Óleo de fígado? Ok. Pingado? Jamais 02:01

Foram poucos os traumas alimentares da infância. E quase todos superados, a ponto de hoje ter desejo de comer fígado de boi e não imaginar a vida sem o ardido do agrião e da rúcula. Até o traumático (e inútil) óleo de fígado de bacalhau, enfiado goela abaixo com lágrima e tudo, eu seria capaz de encarar.

Mas não tente me convencer a tomar café com leite. Fico nauseada só de "pensar" no cheiro. Sei que é estapafúrdio, porque adoro café - e o aroma de leite fervendo é dos melhores que podem sair de uma cozinha. A mistura dos dois cheiros haveria de ser perfeita, tenho consciência.
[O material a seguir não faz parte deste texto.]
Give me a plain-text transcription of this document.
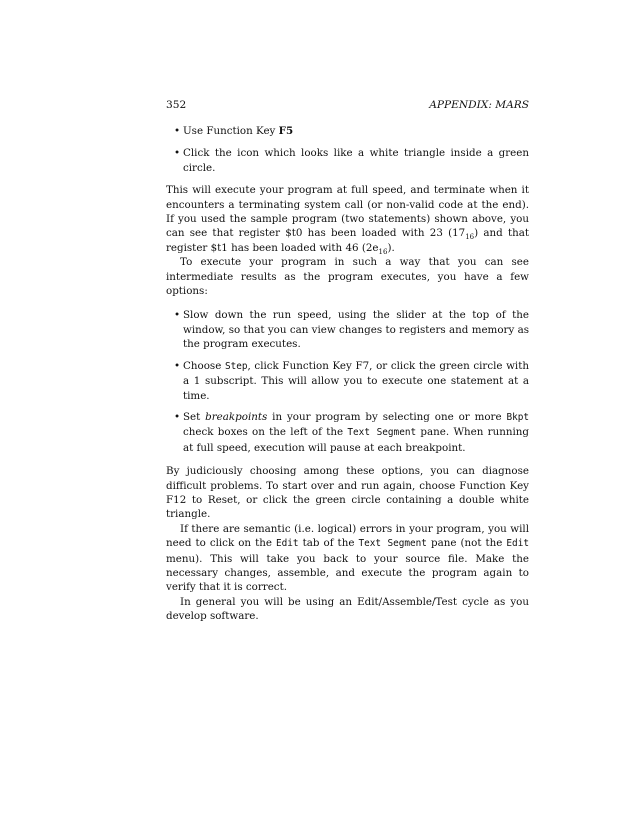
352	APPENDIX: MARS
• Use Function Key F5
• Click the icon which looks like a white triangle inside a green circle.

This will execute your program at full speed, and terminate when it encounters a terminating system call (or non-valid code at the end). If you used the sample program (two statements) shown above, you can see that register $t0 has been loaded with 23 $(17_{16})$ and that register $t1 has been loaded with 46 $(2e_{16})$.

To execute your program in such a way that you can see intermediate results as the program executes, you have a few options:

• Slow down the run speed, using the slider at the top of the window, so that you can view changes to registers and memory as the program executes.
• Choose Step, click Function Key F7, or click the green circle with a 1 subscript. This will allow you to execute one statement at a time.
• Set breakpoints in your program by selecting one or more Bkpt check boxes on the left of the Text Segment pane. When running at full speed, execution will pause at each breakpoint.

By judiciously choosing among these options, you can diagnose difficult problems. To start over and run again, choose Function Key F12 to Reset, or click the green circle containing a double white triangle.

If there are semantic (i.e. logical) errors in your program, you will need to click on the Edit tab of the Text Segment pane (not the Edit menu). This will take you back to your source file. Make the necessary changes, assemble, and execute the program again to verify that it is correct.

In general you will be using an Edit/Assemble/Test cycle as you develop software.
O fato é que trauma é trauma. E o estômago revira só de lembrar daquele odioso ritual matinal dos tempos de criança, quando o dia obrigatoriamente começava com café com leite. Sem espaço para argumentações ou concessões.

Cansada de me ver fitar o copo, na esperança de que ele esvaziasse sozinho, e enrolar para comer o pão, minha mãe teve a brilhante ideia de condensar dois sofrimentos num só. E a tortura matinal virou "papinha de pão com café e leite". Tudo sempre pode piorar, aprendi logo cedo. Resisti o quanto pude, é claro. Mas mãe é um bicho insistente - e a minha não amoleceu nem com o chororô.

Hoje, quando vejo alguém virar um pingado com gosto, como se fosse a mais deliciosa das bebidas, sinto uma inveja profunda. Queria sentir esse prazer. Mas nem tente me convencer a tomar pingado. Trauma é trauma.